Others will mix and match, adding software specifically for dedupe even if using another vendor's backup software. One storage architect at a large telecom who asked not to be identified because he is not authorized to endorse products his firm uses, is dealing with petabytes of data, and added EMC Avamar for approximately 100 TB of file and virtual server backups while using NetBackup and replication to backup higher tiers of applications.
It's unusual for such a large shop to deploy Avamar, especially when it has thousands of hosts and performance-intensive applications. But "any backup process adds load to the CPU client," the architect said, and when it comes to file shares and multiple copies of operating systems on less mission-critical servers, "there's a huge opportunity for dedupe. We're into the seven figures in savings with Avamar compared to tape -- we've saved more than we've spent."
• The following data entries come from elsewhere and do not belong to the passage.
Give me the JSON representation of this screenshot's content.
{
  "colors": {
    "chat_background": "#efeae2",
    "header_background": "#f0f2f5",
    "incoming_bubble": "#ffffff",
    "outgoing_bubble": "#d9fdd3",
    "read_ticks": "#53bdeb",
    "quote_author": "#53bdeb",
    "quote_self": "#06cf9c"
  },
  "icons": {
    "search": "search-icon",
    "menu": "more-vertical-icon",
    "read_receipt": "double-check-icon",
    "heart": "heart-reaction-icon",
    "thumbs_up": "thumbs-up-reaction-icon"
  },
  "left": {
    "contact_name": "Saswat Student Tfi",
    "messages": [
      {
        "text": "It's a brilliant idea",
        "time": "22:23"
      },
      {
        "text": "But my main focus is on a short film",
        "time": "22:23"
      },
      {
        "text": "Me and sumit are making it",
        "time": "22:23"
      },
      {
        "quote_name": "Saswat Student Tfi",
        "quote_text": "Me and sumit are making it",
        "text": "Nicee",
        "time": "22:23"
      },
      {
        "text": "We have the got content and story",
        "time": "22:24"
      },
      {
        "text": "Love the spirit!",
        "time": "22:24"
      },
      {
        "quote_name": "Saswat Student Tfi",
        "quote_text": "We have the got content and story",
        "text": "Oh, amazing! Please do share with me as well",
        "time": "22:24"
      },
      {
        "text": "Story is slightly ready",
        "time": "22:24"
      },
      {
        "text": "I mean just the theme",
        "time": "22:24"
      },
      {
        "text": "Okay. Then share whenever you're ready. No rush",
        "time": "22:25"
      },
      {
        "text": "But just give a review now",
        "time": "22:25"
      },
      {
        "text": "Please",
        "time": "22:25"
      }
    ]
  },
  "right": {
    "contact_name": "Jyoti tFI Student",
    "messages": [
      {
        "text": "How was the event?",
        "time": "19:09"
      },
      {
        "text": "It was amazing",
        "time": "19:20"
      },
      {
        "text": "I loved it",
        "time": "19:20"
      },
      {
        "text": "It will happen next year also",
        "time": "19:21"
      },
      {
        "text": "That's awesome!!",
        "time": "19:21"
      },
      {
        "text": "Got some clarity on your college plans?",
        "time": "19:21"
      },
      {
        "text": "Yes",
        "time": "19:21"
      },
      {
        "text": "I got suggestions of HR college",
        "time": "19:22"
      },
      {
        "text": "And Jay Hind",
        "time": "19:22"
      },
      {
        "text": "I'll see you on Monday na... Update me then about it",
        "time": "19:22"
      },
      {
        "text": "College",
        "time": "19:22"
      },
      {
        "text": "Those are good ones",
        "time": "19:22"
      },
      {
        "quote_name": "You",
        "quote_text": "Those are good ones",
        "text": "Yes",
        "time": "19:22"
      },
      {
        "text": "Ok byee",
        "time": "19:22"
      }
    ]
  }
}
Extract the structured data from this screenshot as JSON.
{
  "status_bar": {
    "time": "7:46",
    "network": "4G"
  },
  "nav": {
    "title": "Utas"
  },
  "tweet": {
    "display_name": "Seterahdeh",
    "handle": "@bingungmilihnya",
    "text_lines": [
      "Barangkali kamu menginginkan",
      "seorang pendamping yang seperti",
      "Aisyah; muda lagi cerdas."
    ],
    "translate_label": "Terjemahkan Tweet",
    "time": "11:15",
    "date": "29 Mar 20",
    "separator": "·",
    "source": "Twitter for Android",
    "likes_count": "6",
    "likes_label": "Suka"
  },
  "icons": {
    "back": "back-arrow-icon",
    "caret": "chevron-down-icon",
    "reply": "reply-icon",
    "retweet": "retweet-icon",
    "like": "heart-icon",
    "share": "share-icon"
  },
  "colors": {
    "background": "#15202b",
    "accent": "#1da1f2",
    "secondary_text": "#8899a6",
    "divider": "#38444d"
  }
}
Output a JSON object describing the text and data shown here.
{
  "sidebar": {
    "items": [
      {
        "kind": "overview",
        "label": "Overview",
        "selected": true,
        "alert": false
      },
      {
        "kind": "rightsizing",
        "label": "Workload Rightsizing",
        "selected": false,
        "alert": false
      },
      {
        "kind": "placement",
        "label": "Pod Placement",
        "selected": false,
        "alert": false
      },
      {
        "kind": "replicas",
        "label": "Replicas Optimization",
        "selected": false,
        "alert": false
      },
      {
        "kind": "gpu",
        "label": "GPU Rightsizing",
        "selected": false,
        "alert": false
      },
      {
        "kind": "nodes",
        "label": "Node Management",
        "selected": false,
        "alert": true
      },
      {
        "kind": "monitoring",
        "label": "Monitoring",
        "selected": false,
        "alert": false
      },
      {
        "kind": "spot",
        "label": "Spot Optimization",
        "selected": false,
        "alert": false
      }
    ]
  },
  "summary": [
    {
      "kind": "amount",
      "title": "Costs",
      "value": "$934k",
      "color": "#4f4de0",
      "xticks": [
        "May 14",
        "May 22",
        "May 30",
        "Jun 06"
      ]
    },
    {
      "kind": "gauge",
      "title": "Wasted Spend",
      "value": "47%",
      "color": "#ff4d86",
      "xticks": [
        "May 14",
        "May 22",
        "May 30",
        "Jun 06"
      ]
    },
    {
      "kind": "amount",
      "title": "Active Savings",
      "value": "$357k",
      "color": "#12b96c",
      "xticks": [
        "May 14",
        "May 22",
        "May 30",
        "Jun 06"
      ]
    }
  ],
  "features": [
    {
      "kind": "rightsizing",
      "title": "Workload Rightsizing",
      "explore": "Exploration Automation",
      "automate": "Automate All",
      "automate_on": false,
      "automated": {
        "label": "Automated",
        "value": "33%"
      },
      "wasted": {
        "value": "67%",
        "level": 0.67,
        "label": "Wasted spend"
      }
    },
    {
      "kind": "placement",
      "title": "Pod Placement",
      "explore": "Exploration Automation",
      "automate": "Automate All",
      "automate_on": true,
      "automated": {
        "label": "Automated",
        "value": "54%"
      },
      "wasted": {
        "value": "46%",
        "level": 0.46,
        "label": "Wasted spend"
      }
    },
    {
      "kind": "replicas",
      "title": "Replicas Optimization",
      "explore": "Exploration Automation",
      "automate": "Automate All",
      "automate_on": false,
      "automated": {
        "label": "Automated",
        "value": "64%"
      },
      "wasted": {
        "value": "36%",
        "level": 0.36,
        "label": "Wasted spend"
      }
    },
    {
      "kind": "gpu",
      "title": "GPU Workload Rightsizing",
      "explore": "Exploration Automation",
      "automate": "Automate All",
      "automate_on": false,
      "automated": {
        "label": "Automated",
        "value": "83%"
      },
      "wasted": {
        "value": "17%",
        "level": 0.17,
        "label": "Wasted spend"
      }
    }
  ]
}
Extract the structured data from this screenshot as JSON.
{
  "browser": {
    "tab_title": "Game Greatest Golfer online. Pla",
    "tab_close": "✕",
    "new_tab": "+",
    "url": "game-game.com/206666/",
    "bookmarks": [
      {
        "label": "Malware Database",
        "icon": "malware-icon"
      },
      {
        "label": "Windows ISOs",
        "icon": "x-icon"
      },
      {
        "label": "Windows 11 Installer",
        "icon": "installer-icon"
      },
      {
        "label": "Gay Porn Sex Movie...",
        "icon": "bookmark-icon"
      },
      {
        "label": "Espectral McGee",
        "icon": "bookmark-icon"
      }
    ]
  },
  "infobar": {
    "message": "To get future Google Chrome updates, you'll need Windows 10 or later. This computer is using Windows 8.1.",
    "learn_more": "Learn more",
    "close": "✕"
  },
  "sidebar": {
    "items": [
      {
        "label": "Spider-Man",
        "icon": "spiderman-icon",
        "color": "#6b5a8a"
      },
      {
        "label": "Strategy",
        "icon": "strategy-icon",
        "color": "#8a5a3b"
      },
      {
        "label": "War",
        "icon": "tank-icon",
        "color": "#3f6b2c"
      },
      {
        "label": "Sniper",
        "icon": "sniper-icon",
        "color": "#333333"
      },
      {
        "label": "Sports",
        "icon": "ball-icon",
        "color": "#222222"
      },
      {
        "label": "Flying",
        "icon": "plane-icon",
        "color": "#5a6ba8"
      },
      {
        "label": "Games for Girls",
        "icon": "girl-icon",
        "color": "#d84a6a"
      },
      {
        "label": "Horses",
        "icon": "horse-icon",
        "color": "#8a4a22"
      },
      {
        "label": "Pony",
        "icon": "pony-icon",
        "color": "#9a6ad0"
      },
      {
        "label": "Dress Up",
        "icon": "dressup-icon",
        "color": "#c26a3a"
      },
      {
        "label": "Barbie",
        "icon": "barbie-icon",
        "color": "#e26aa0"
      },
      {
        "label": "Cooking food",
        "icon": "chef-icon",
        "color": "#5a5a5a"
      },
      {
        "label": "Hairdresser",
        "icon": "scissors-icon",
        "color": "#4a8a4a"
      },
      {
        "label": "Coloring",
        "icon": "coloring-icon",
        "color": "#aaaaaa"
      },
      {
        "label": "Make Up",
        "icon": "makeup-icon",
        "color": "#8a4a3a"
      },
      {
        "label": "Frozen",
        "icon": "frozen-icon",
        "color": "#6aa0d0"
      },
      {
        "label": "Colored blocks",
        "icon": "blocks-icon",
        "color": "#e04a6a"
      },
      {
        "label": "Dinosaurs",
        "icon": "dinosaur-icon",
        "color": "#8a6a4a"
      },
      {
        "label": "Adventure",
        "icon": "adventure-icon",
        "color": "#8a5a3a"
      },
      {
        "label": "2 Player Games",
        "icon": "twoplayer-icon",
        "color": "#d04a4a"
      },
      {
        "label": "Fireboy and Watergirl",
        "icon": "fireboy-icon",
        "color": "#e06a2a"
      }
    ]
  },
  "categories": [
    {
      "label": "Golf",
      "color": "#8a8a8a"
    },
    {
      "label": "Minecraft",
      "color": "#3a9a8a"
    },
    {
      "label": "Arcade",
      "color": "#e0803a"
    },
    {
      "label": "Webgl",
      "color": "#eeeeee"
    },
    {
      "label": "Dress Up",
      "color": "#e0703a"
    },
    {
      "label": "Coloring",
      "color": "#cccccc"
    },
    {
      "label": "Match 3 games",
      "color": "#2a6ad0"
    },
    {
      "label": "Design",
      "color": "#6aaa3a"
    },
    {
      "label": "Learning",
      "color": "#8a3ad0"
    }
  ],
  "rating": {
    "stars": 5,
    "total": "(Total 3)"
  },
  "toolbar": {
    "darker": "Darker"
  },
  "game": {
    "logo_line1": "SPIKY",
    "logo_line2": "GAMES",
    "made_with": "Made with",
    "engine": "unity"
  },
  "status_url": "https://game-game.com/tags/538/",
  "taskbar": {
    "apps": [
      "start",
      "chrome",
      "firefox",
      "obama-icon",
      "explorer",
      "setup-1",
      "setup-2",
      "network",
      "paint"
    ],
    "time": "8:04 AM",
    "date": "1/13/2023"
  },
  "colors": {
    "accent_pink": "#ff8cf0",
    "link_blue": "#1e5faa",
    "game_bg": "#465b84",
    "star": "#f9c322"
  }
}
The telecom is in the process of upgrading to Avamar 4.1, which will support twice as much capacity per grid node as the previous version. "The size of the grid defines the dedupe domain, and we can't get any commonalities between the grids," he said. Boosting the capacity within the grids will alleviate that problem at least partially. But going forward, "that'll be our biggest challenge -- how to manage bigger buckets in the dedupe domain. It won't keep us from doing it, but it also won't have the same amount of value for us that it could."
One drawback to software-based approaches is most require customers to replace the current backup software. And not all of the dedupe software apps support every backup product. For example, Avamar cannot use EMC's own disk libraries as a target. PureDisk is not integrated with Symantec's SMB backup product, Backup Exec, though Mohan said this is on the roadmap.
Software-based approaches require organizations to carefully evaluate tradeoffs when it comes to adding a process within an existing infrastructure, according to ESG analyst Whitehouse. Inline backup-server based approaches such as CommVault's Simpana or IBM's Tivoli Storage Manager (TSM) can avoid adding processing load to the client server while still reducing at least part of the network traffic. NetBackup PureDisk can also be deployed at the backup server or disk target level if the customer chooses.
"It's easy to go and shop for a hardware target," ESG's Whitehouse said. "Users need to more carefully consider how the various software-based inline dedupe methods distribute the CPU load among clients."